Veja um exemplo de dois comediantes de improviso:

  • Primeiro: eu cresci quinze centímetros a mais hoje.
  • Segundo: Sim, e agora nenhuma de suas roupas lhe serve mais.
  • Primeiro: sim, mas isso significa que eu posso fazer compras.
  • Segundo: sim, você poderia, mas você não tem dinheiro.
  • Primeiro: isso é verdade, mas minha mãe tem dinheiro que ela pode me dar.
  • Segundo: Sim, isso seria possível, mas ela perdeu todo o seu dinheiro apostando ontem.
  • E assim continua

Neurocientistas que usam scanners de ressonância magnética funcional (fMRI) mostram que a improvisação desliga amplas áreas do córtex pré-frontal do cérebro, que é o centro executivo do cérebro e nosso senso de si. Esse fechamento do córtex pré-frontal cria a liberdade de nosso senso crítico interno e nos permite deixar o controle para que novas ideias possam fluir para nossa experiência. A improvisação desloca a nossa atenção de proteger o nosso sentido de eu para confiar em nós mesmos.

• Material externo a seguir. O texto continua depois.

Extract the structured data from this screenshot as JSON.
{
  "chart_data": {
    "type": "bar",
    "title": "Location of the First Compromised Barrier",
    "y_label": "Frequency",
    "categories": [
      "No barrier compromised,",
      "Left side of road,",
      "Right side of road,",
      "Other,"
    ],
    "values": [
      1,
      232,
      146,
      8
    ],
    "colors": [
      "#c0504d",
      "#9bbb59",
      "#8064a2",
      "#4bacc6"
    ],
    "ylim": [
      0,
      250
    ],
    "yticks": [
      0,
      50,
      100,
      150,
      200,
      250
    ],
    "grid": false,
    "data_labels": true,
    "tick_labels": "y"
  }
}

A improvisação é definida como o ato de criar algo espontaneamente sem preparação. No entanto, Tim aponta que a improvisação realmente tem uma base de preparação, baseada em três elementos: prática, disposição para lidar com situações confusas (estresse) e ouvir. Tim sugere que talvez o elemento mais importante, no entanto, estar disposto a se arriscar e desapegar.

Precisamos ter consciência de nossa resistência a assumir riscos e da tendência a sermos controladores antes de podermos improvisar. Podemos observar nossos próprios pensamentos e como eles se manifestam no corpo. Ou podemos pedir a um treinador para nos observar e dar feedback. No entanto, desenvolvemos essa consciência, nos tornamos conscientes de como o nosso pensamento se manifesta como tensão desnecessária, respiração superficial ou como nos movemos. Então, podemos avaliar adequadamente os riscos e nos comprometer com a ação.

Nossa tomada de risco incluirá os elementos da prática, dar boas-vindas ao estresse e permanecermos abertos a ele. Dizer “sim” pode ser um ponto de partida. Mas para o que estamos dizendo “sim”? Dizemos “sim” para praticar de forma incremental, para nos concentrar no que está acontecendo no momento e para ficar curiosos sobre o que vamos aprender. Podemos dizer “sim” se dermos pequenos passos dentro do estresse.

Eu fiz Sarah ficar ciente de que ela estava balançando a cabeça em sinal de “não”. Ela não havia percebido que estava fazendo isso. Orientei-a a sacudir a cabeça em sinal de “sim”, a dizer “sim” a si mesma cada vez que fizesse um movimento e a focar apenas em um movimento de cada vez. Dizer “sim” apenas para o próximo passo ajudou-a a improvisar. Ela foi capaz de confiar em si mesma para desapegar. Isso a deixava disposta a ficar imersa na desordem e a ter curiosidade sobre o resultado que cada movimento criaria. Ela fez um movimento de cada vez e logo chegou ao topo da via. O simples ato de dizer “sim” a um único movimento mudou tudo.